02 Intelligent Data Governance Framework for Automated Classification and Protection PFE
02 Intelligent Data Governance Framework for Automated Classification and Protection PFE
CED Tunisia•Tunisie
Data GovernanceCloud SecurityAI/ML
Publié il y a 16 jours
Stage
⏱️4-6 mois
💼Hybride
📅Expiré il y a 2 jours
Cohérence LinkedIn / CV vérifiée.
Description du poste
Overview
Design and implement an intelligent framework for automated document classification, labelling, and protection using AI and Data Loss Prevention (DLP) policies.
The project aims to enhance data governance, ensure compliance with regulatory standards (e.g., GDPR), and prevent unauthorized data exposure across Microsoft 365 and other platforms.
Number of interns: 01
Project Ref: CED-BI/SECURITY-002
Objectives
Automate and scale document classification and sensitivity labelling based on content analysis.
Enforce real-time protection rules to prevent data leaks and unauthorized sharing.
Improve compliance posture and audit readiness by consistent application of labels and DLP policies.

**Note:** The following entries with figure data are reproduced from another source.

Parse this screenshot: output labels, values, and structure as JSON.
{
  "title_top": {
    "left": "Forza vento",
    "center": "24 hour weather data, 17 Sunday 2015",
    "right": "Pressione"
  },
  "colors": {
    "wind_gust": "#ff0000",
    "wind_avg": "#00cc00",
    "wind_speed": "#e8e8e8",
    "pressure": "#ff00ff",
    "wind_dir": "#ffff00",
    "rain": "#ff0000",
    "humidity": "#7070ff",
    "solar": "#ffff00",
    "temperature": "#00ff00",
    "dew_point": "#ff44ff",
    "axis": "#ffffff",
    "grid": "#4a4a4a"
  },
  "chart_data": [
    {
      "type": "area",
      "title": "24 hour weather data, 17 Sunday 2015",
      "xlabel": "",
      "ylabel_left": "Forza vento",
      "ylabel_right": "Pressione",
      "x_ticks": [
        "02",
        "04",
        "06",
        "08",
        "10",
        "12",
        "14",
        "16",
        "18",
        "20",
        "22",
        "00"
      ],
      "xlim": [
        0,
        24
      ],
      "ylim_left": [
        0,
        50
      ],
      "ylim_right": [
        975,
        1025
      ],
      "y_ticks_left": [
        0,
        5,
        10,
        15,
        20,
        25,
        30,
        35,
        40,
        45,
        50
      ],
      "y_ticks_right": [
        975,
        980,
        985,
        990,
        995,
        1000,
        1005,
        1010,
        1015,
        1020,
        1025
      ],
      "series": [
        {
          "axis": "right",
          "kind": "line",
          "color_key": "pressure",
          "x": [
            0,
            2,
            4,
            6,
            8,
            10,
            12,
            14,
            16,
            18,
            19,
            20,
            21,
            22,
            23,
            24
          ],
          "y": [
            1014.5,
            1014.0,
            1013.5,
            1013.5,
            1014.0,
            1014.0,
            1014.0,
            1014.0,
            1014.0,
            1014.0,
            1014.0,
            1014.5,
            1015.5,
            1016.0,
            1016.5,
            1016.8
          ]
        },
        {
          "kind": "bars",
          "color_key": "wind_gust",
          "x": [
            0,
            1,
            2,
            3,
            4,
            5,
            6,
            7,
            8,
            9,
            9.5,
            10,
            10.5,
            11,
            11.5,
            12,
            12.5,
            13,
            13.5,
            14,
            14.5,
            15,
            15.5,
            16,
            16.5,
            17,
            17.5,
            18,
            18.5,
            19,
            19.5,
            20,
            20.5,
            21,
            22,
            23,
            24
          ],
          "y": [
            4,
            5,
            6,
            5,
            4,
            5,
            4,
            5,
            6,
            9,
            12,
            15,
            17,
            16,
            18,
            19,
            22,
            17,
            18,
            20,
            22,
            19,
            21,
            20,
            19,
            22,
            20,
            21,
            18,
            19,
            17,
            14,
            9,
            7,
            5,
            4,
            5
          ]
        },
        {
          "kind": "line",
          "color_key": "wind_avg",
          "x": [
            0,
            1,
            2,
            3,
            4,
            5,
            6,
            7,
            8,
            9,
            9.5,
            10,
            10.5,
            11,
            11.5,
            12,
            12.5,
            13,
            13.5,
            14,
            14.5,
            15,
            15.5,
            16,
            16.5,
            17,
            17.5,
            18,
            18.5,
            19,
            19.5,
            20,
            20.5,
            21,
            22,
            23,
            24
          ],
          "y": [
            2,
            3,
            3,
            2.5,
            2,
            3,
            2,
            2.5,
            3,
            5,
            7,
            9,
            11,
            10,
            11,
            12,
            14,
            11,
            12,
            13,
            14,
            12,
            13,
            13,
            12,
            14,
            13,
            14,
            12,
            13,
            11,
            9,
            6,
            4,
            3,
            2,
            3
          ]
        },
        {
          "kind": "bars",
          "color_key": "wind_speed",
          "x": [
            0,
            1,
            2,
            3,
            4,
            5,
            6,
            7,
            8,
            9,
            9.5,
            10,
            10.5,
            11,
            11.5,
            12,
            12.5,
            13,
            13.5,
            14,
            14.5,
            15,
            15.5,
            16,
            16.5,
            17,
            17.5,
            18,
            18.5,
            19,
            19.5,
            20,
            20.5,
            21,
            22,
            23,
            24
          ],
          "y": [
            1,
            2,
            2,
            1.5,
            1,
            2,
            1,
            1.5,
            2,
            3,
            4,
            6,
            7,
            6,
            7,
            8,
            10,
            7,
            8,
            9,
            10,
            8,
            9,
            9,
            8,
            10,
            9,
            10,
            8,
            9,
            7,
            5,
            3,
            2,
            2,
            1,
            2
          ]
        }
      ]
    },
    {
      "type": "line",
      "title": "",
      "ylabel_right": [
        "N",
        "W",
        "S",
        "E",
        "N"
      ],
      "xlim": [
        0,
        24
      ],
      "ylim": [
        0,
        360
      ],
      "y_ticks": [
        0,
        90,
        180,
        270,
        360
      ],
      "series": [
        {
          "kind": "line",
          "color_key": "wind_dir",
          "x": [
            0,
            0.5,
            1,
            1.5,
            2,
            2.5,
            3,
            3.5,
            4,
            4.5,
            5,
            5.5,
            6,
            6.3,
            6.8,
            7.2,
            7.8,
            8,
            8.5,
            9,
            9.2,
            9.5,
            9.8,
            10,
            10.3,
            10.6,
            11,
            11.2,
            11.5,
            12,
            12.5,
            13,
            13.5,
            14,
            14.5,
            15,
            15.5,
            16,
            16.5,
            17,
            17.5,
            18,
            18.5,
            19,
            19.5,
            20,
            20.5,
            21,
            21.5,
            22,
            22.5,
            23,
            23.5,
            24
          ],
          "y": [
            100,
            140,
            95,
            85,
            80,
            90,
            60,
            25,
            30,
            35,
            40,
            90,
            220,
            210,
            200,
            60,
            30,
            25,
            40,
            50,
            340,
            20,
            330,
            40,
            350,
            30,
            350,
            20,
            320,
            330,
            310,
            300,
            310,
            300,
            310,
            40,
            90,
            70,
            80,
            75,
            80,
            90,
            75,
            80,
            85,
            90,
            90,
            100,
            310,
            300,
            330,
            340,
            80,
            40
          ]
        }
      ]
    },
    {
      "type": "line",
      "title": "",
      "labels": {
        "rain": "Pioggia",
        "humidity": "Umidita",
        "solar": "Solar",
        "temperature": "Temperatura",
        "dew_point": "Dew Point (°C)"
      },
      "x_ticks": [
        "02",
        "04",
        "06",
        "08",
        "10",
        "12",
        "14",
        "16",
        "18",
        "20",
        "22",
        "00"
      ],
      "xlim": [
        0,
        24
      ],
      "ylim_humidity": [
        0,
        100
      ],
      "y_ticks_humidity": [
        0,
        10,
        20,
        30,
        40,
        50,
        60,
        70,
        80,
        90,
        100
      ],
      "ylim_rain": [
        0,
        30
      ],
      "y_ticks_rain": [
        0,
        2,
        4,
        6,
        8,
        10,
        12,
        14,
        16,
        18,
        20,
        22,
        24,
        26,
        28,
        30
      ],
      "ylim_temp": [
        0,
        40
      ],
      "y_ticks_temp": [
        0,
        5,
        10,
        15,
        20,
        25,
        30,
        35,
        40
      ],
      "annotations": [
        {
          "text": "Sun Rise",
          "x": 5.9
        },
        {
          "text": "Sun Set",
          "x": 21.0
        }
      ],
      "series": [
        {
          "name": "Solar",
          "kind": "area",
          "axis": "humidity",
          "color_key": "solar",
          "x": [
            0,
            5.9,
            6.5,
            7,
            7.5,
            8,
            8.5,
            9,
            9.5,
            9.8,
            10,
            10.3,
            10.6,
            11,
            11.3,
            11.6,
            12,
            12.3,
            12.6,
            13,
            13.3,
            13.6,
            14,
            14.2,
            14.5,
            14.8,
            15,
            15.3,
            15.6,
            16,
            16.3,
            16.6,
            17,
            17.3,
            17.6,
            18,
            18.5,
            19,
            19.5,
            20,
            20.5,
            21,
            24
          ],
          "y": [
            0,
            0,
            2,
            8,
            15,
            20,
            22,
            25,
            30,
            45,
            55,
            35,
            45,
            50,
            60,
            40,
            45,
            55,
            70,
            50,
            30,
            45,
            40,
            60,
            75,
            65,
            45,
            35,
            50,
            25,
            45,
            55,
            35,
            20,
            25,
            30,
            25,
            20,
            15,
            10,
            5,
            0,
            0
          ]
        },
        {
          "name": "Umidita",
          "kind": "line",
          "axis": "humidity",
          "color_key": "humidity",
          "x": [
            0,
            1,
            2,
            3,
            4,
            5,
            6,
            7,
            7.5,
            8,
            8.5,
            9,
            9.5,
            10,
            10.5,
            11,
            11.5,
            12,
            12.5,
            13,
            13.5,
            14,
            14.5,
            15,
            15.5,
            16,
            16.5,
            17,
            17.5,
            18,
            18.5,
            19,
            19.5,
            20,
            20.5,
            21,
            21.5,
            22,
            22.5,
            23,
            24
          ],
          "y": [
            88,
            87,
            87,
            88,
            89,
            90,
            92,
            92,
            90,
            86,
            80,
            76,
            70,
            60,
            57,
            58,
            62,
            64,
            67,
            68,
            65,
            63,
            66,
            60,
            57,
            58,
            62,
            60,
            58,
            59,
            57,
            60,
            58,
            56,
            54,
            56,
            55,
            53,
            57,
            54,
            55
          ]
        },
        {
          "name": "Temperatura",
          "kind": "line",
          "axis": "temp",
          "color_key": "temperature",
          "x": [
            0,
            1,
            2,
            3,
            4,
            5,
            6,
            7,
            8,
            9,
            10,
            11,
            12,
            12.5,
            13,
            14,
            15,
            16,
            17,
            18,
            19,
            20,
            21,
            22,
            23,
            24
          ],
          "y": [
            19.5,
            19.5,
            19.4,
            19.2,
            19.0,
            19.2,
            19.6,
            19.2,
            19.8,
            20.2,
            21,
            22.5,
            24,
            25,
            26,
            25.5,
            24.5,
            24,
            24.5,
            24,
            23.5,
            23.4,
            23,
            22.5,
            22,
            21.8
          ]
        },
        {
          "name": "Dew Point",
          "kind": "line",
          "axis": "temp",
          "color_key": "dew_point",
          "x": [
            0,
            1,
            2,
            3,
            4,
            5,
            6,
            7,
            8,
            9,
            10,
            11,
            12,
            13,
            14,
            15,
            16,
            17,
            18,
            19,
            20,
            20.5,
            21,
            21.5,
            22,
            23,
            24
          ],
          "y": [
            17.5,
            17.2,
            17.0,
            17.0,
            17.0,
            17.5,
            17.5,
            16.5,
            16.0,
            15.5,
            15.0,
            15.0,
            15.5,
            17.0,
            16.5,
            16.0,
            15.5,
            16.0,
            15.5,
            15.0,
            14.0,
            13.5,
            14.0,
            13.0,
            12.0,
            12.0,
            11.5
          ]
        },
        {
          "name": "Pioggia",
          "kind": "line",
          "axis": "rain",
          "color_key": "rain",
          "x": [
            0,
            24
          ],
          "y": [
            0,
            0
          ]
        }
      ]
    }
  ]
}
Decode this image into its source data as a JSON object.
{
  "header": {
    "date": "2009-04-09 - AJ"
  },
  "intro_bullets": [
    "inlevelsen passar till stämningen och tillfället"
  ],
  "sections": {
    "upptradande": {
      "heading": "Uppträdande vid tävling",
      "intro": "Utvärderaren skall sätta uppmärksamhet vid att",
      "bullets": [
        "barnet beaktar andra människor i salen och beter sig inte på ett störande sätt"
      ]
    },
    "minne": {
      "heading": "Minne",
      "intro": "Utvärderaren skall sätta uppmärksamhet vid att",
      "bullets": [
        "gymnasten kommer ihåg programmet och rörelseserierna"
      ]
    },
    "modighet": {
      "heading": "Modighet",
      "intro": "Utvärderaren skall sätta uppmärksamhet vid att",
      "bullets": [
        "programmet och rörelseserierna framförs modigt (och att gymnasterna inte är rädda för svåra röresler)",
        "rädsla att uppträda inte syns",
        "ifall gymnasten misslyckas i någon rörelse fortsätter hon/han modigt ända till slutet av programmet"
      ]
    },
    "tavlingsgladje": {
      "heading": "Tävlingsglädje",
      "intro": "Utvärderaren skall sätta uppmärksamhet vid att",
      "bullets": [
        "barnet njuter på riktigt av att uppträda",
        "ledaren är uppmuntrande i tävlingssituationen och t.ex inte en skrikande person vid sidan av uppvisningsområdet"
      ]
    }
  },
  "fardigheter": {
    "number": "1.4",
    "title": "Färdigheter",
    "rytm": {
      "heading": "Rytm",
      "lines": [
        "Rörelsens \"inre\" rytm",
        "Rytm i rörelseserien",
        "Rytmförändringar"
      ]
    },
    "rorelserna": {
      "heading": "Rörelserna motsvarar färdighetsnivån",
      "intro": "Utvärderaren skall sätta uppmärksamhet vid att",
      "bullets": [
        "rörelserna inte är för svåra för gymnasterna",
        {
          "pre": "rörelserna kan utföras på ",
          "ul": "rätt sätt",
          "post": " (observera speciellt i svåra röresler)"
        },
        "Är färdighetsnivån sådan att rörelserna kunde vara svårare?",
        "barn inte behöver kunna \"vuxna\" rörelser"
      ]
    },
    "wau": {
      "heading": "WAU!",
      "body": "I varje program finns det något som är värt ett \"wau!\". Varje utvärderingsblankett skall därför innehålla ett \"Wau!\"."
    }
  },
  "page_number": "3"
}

Key Components & Technologies
AI models for content-based classification and sensitivity detection (AI/ML frameworks).
Data cataloging and labelling integrated with Microsoft Information Protection and Azure Information Protection.
DLP Policies enforced across Microsoft 365 using Microsoft 365 Compliance Center and Microsoft Graph API.
Implementation and automation using PowerShell and Python scripts.
Tasks & Deliverables
Research and select or train AI/ML models for document/content sensitivity detection.
Integrate classification models with a data catalog and automated labelling workflows.
Define and implement DLP policies and rules in Microsoft 365 Compliance Center; automate policy deployment via Microsoft Graph API.
Provide scripts, documentation, and a demonstrable prototype showing automated classification, labelling, and enforcement.
Required Skills & Knowledge
Hands-on experience with Microsoft Information Protection, Azure Information Protection, and Microsoft 365 Compliance Center.
Familiarity with AI/ML frameworks for NLP/content classification and with data governance tools.
Scripting and automation experience in PowerShell and Python; experience using Microsoft Graph API.
Understanding of data protection regulations (e.g., GDPR) and DLP concepts.
Expected Outcomes & Evaluation
Automated and scalable document classification pipeline with consistent sensitivity labelling.
DLP policies and enforcement mechanisms that provide real-time protection against data leaks.
Improved audit readiness and demonstrable metrics (e.g., classification accuracy, number of prevented exposures, policy coverage).
Deliverables include code repository, deployment/automation scripts, design documentation, test results, and a final project report/presentation.